The Mutoshi Project is Anvil’s second copper project and is located on the Kolwezi Klippe in the western part of the Congo Copperbelt.
| Mutoshi Project | |
|---|---|
| Ownership | Anvil 70% - Gécamines 30% |
| Location | 10km east of Kolwezi in Katanga Province, DRC |
| Current Status | On care and maintenance since Q3 2008 |
| First Production | December 2005 |
| Royalties | 2.5% of gross turnover to Gécamines and 2% NSR to DRC Government |
| Mining Agreement | DRC Government review of mining agreement was completed July 2009 |
The Company announced in July 2009 that it had completed an agreement with Gécamines and the Government of the DRC on the terms of its Mutoshi Joint Venture ("JV") agreement. The terms of the amended agreement were disclosed in the July 20, 2009 press release.
The Mutoshi Project Stage I is located in an area known as the Kolwezi Klippe, a major copper-cobalt district. The mining of the coarse reject tailings deposits, which require no waste stripping, drilling or blasting, started in late 2005 but ended in Q3 2008. Production in 2007 and 2008 was disappointing, due to persistent artisanal mining activity and heavy rainfall from October to April, which removed and redistributed the coarser grained, higher grade fraction of the resources further downstream. The remaining material which is finer grained and lower grade, negatively impacts the recovery in a HMS circuit.
Owing to the progressively lower metallurgical recovery from processing finer grained, lower grade material that was being encountered as mining progressed further downstream, the Company decided in Q3 2008 to suspend mining operations. Due to higher operating costs and the sharp decline of the copper price, the Company placed the Mutoshi mine on care and maintenance during Q3 2008.

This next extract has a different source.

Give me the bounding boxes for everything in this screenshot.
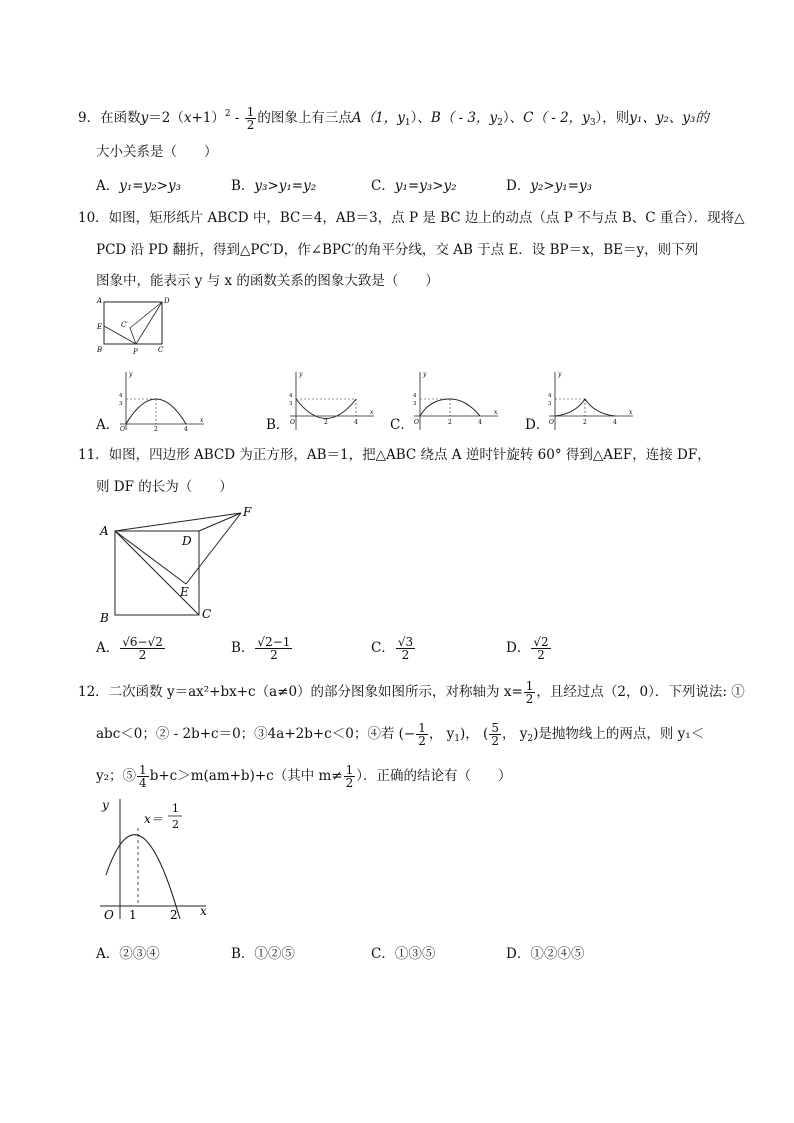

A Scoping Study completed in 2009 examined the potential for transitioning the Project in stages from the existing HMS operation to SX-EW processing of oxide open pit mine feed. This study indicated that the potential exists for developing a large bulk mining operation to process copper and cobalt deposits surrounding the old Mutoshi mine. Further exploration and infill drilling is required before a Mineral Resource estimate can be reported. In addition, further metallurgical testing and process engineering is required.
| Classification | Estimation Date | Thousand Tonnes | Copper Grade (%) | Contained Copper Metal (Tonnes) |
|---|---|---|---|---|
| Indicated (coarse tailings) | Sept. 30, '08 | 1,500 | 2.30 | 34,500 |
| Indicated stockpile (coarse tailings) | Dec. 31, '08 | 102.7 | 3.70 | 3,800 |
| Concentrate stockpile | Dec. 31, '09 | 2.5 | 17.0 | 425 |
| Total Indicated (coarse tailings & concentrate stockpile) | 1,605.2 | 2.41 | 38,725 | |
| Inferred (coarse tailings) | Sept. 30. '08 | 500 | 3.55 | 17,750 |
- Mineral estimates have been classified and reported using the guidelines of the Australasian Code for Reporting of Exploration results, Mineral Resources and Ore Reserves (the JORC Code). These guidelines are generally consistent with those of the Canadian Institute of Mining and Metallurgy ("CIM").
- The Kulumaziba River tailings provided feed to the Mutoshi Stage I HMS plant, which ceased processing in the third quarter of 2008.
Scoping studies undertaken to date no longer account for the recovery of fine tailings and hence these are no longer included in the Resource and Reserve statement.
- No cut-off grade was used for the river tailings estimate.